Reed fell back and said no more. He knew that Mr. Brandon had a habit of carrying out his own authority, in spite of his nervous health and querulous way of speaking. The justices spoke a few words together, and then said they found the offence proved, and inflicted a fine on Major Parrifer.

He dashed the money down on the table, in too great a rage to do it politely, and went out to his carriage. No other case was on, that day, and the justices got up and mixed with the crowd. Mr. Brandon, who felt chilly on the hottest summer’s day, and was afraid of showers, buttoned on a light overcoat.

“Then there are two laws, sir?” said Reed to him, quite civilly, but in a voice that every one might hear. “When the law was made against Sabbath-breaking, those that made it passed one for the rich and another for the poor!”

“Nonsense, Reed.”

Nonsense, sir? I don’t see it. I was put in prison; Major Parrifer has only to pay a bit of money, which is of no more account to him than dirt, and that he can’t feel the loss of. And my offence—if it was an offence—was less than his.”

“Two wrongs don’t make a right,” said Mr. Brandon, dropping his voice to a low key. “You ought not to have been put in prison, Reed; had I been on the bench it should not have been done.”

“But it was done, sir, and my life got a blight on it. It’s on me yet; will never be lifted off me.”

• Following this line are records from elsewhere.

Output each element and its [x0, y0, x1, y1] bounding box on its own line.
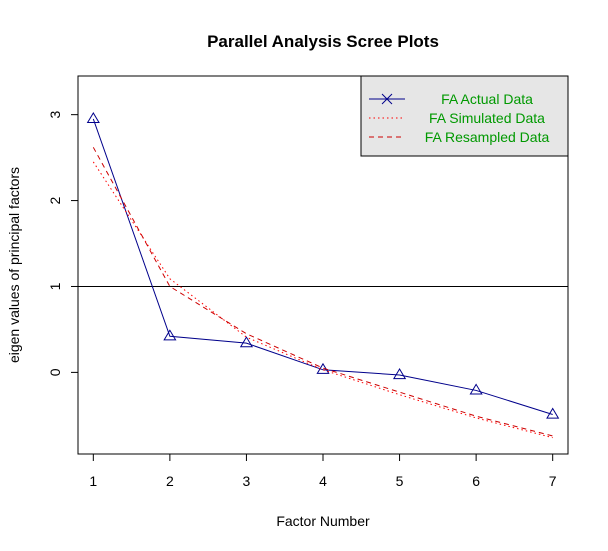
- data-point-marker: [392, 367, 407, 380]
- data-point-marker: [469, 383, 483, 395]
- data-point-marker: [546, 407, 560, 419]
- y-axis: 0 1 2 3: [47, 111, 79, 376]
- data-point-marker: [86, 111, 100, 124]
- x-tick-label: 4: [319, 473, 327, 489]
- y-tick-label: 3: [47, 111, 63, 119]
- legend-marker: [381, 93, 393, 105]
- y-tick-label: 0: [47, 368, 63, 376]
- series-line: [92, 161, 553, 439]
- data-point-marker: [239, 336, 254, 348]
- legend: FA Actual Data FA Simulated Data FA Resamp…: [360, 75, 569, 157]
- legend-box: [360, 75, 569, 157]
- data-point-marker: [163, 329, 177, 341]
- series-group: [86, 111, 560, 439]
- y-tick-label: 1: [47, 282, 63, 290]
- chart-title: Parallel Analysis Scree Plots: [207, 32, 439, 51]
- x-tick-label: 5: [396, 473, 404, 489]
- x-tick-label: 6: [472, 473, 480, 489]
- legend-entry-label: FA Actual Data: [441, 91, 533, 107]
- y-tick-label: 2: [47, 196, 63, 204]
- legend-entry-label: FA Simulated Data: [429, 110, 545, 126]
- x-axis: 1 2 3 4 5 6 7: [89, 453, 557, 489]
- x-tick-label: 7: [549, 473, 557, 489]
- x-tick-label: 3: [243, 473, 251, 489]
- series-line: [92, 118, 553, 415]
- legend-entry-label: FA Resampled Data: [425, 129, 550, 145]
- x-tick-label: 1: [89, 473, 97, 489]
- y-axis-label: eigen values of principal factors: [6, 167, 22, 363]
- x-axis-label: Factor Number: [276, 513, 370, 529]
- x-tick-label: 2: [166, 473, 174, 489]
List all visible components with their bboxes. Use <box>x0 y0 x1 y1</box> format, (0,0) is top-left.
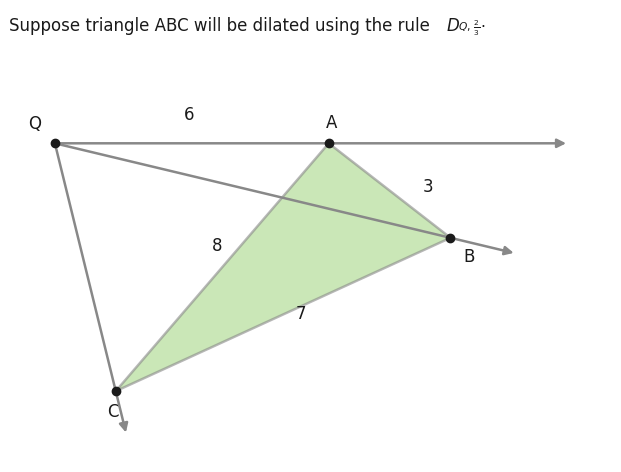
Text: C: C <box>107 403 119 421</box>
Text: 3: 3 <box>423 178 433 196</box>
Text: Q: Q <box>29 115 42 133</box>
Text: B: B <box>464 248 475 266</box>
Text: A: A <box>326 114 337 132</box>
Text: 6: 6 <box>184 106 194 125</box>
Text: Suppose triangle ABC will be dilated using the rule: Suppose triangle ABC will be dilated usi… <box>9 17 435 34</box>
Text: $D$: $D$ <box>446 17 460 34</box>
Polygon shape <box>116 143 450 391</box>
Text: 8: 8 <box>212 237 222 255</box>
Text: $_{Q,\,\frac{2}{3}}$.: $_{Q,\,\frac{2}{3}}$. <box>458 19 486 38</box>
Text: 7: 7 <box>296 305 307 323</box>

Mr. Brandon smiled one of his quiet smiles, and spoke in a whisper. “He has got it too, Reed, unless I am mistaken. He’ll carry that fine about with him always. Johnny, are you there? Don’t go and repeat what you’ve heard me say.”

Mr. Brandon was right. To have been summoned before the Bench, where he had pompously sat to summon others, and for working on a Sunday above all things, to have been found guilty and fined, was as the most bitter potion to Major Parrifer. The bench would never again be to him the seat it had been; the remembrance of the day when he was before it would, as Mr. Brandon expressed it, be carried about with him always.